Reactions at the matrix/reinforcement interface in aluminum alloy matrix composites

In this paper, the nature of interface reactions between F332 aluminum alloy matrix and alumina and alumina-silica-based reinforcement fibers in squeeze cast metal matrix composites (MMCs) is examined. The long range goal of the study is to evaluate Fiberfrax® fiber as a low cost alternative to Saffil fibers for reinforcement of squeeze cast metal matrix composites, such as those used in diesel engine pistons. The fiber-matrix interface chemistry is investigated using high spatial resolution secondary ion mass spectrometry (SIMS).
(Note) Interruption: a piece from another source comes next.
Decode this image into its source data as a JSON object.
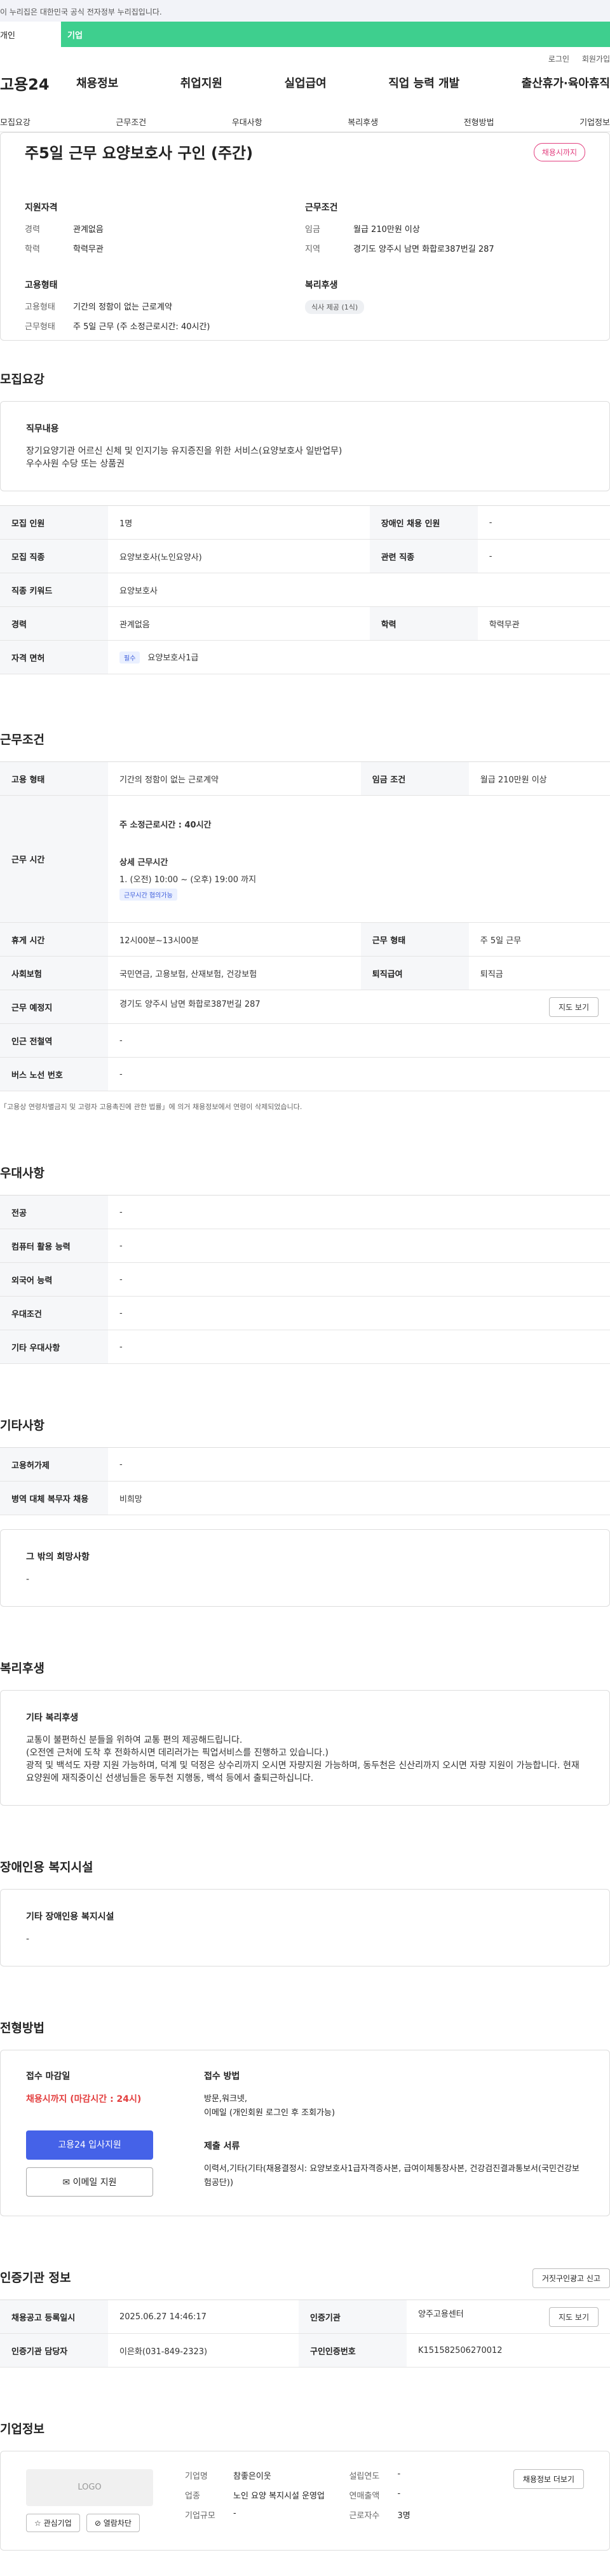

It is found that reactions occur during fabrication of the composites between the silica binder, which is used in both types of fiber preforms, and the liquid aluminum alloy. In the “as-cast” and T5 heat treated condition, Mg from the alloy matrix reacts with the silica binder to form MgO and elemental Si. The extent of the reaction during T5 heat treatment is independent of the fiber composition because the reactions are limited to the silica binder that coats the fibers. T5 heat treated Fiberfrax® and Saffil-fiber-reinforced materials provide comparable tensile and fatigue strength up to 400 °C. During T6 heat treatment and prolonged treatment at 400 °C the silica binder reacts completely with Mg to form MgAl2O4 spinel; the fibers react strongly with the matrix as well. Possible mechanisms for these reactions are discussed.